O great and powerful H.R. person. It has been one and a half years since my last confession. Since then, i have . . .
Let me see that list . . .
Beachwear: Is that like a bikini? Okay. i'm good. i hope i have enough sense to know that i can't wear a bikini to work.
Halter tops: i'm okay there too. Unless you count company picnics.
Tank Tops: Oops. Maybe on a casual Friday or two.
Shorts: Shit. You got me there. i had no idea shorts were illegal. But i've only been wearing them on Fridays.
Severe Mini-Skirts: Define severe? Is that like leather?
Shirts with offensive language or slogans: You mean like Bush/Cheney 2004?
Flip Flops or Sandals: Guilty on both counts.
Leggings, Tights, Stirrup Pants: Nope. But you might want to walk down the hall and check out what a certain heiffer is wearing today.
Capri Pants, Pedal Pushers, or Flood Pants: Shit, those are out too? i love capris! And as for flood pants, go check out the I.S. guy, for Pete's sake.
Backless or Strapless Clothing: Come on. i'm not that much of a tart.

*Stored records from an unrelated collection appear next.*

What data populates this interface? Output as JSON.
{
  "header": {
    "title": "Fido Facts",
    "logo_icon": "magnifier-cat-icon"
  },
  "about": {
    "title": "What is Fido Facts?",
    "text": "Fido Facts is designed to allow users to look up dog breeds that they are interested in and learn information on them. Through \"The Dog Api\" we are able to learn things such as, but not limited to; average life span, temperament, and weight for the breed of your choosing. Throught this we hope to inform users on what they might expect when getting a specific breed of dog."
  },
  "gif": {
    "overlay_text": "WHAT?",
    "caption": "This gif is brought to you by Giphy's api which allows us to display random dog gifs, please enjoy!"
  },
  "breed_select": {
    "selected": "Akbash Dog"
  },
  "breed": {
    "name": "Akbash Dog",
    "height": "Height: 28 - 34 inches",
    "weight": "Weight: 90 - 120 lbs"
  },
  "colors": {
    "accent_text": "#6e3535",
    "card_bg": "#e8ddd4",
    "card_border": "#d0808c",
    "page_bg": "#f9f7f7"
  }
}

Sweat, Warm-Up, Jogging Suits or Workout Attire: Go check out the heiffer tomorrow.
Hats, Caps: Only on days that the Lakers play.
Denim shirts: i'm good.
T-shirts or sweatshirts: Only on casual day.
Midriff tops or sweaters: Okay, i push the envelope a bit on this one. But it's hard finding a top that doesn't creep up just a little as the day goes on.

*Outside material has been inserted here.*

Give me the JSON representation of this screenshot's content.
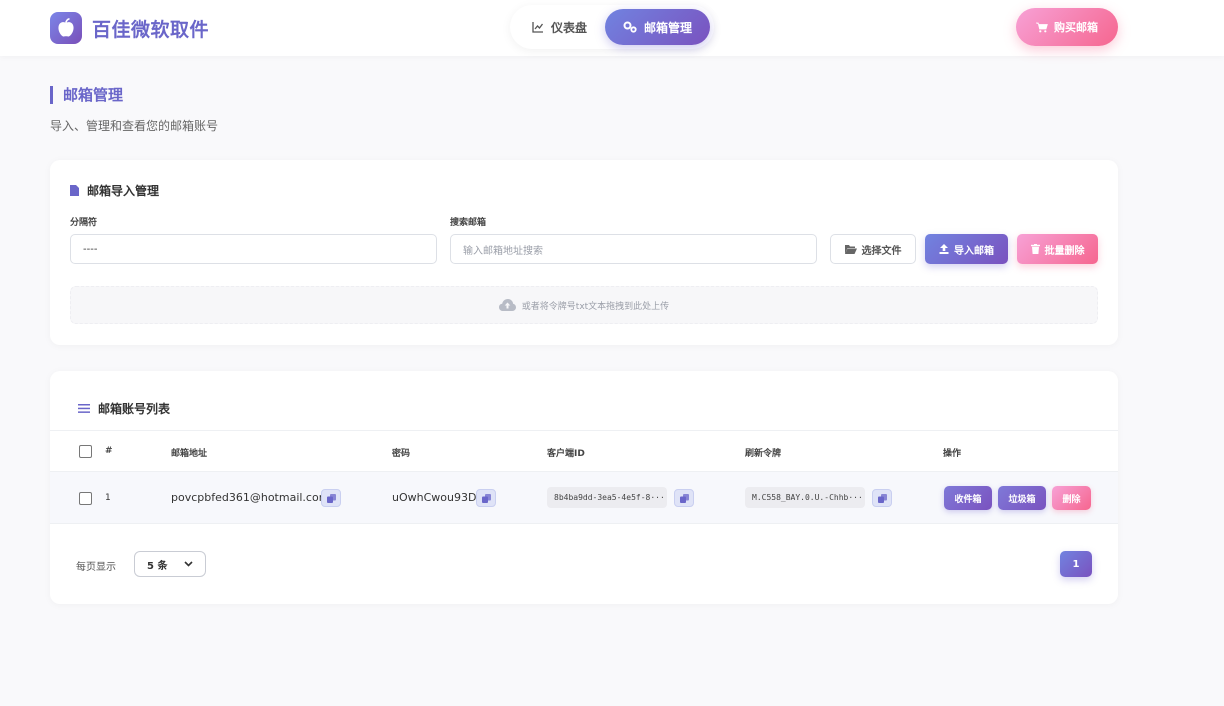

Stone washed or severely faded denim pants or skirts: Not me. Come on, the eighties are so over.
Spandex: Don't make me laugh.
Overalls/jumpers: Only on days when i plan to do carpentry. Or play on the jungle gym. Gimme a break.
Painter or cargo pants: i've been known to wear cargo pants, and for that i'm sorry.

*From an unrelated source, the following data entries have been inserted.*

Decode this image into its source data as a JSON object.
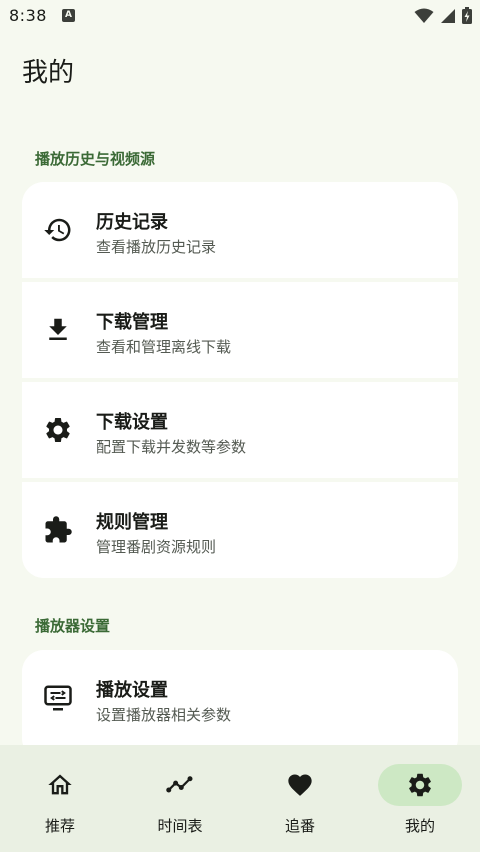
{
  "status_bar": {
    "time": "8:38",
    "notification_letter": "A"
  },
  "page": {
    "title": "我的"
  },
  "sections": [
    {
      "header": "播放历史与视频源",
      "items": [
        {
          "icon": "history-icon",
          "title": "历史记录",
          "subtitle": "查看播放历史记录"
        },
        {
          "icon": "download-icon",
          "title": "下载管理",
          "subtitle": "查看和管理离线下载"
        },
        {
          "icon": "gear-icon",
          "title": "下载设置",
          "subtitle": "配置下载并发数等参数"
        },
        {
          "icon": "puzzle-icon",
          "title": "规则管理",
          "subtitle": "管理番剧资源规则"
        }
      ]
    },
    {
      "header": "播放器设置",
      "items": [
        {
          "icon": "player-settings-icon",
          "title": "播放设置",
          "subtitle": "设置播放器相关参数"
        }
      ]
    }
  ],
  "bottom_nav": {
    "active": "我的",
    "tabs": [
      {
        "icon": "home-icon",
        "label": "推荐"
      },
      {
        "icon": "timeline-icon",
        "label": "时间表"
      },
      {
        "icon": "heart-icon",
        "label": "追番"
      },
      {
        "icon": "gear-icon",
        "label": "我的"
      }
    ]
  },
  "colors": {
    "background": "#f6f9f0",
    "section_header": "#3b6a36",
    "card": "#ffffff",
    "nav_background": "#eaf0e3",
    "nav_active_pill": "#cde8c4"
  }
}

Workout attire, bike pants: i wouldn't need the extra padding of bike shorts if the chairs in the lunch room were more comfortable. Just kidding. i'd never.
Work/combat boots: LOL, no.
Sneaker/tennis/athletic shoes: Guilty.
Excessive jewelry: Do the tongue and belly studs count?
Stained, ripped, torn or wrinkled clothing: Not at all.
See through clothing: You mean i can't wear this outfit?
Low cut clothing: Not me. i have nothing to show off. You might want to take a look at the receptionist, though. That is if you can see past the crowd of male associates surrounding her.
Sunglasses in the building: Maybe once or twice after a hard night.
O great and benevolent H.R. person, i am heartily sorry for having offended thee. And i detest all my dress code violations because of thy just punishment. But most of all, because they offend thy delicate sensibilities, O great H.R. wench, who art all prude and needs to get a life. i firmly resolve, with the help of thy firm-wide e-mails, to violate the dress code no more, and to avoid the near occasion of style.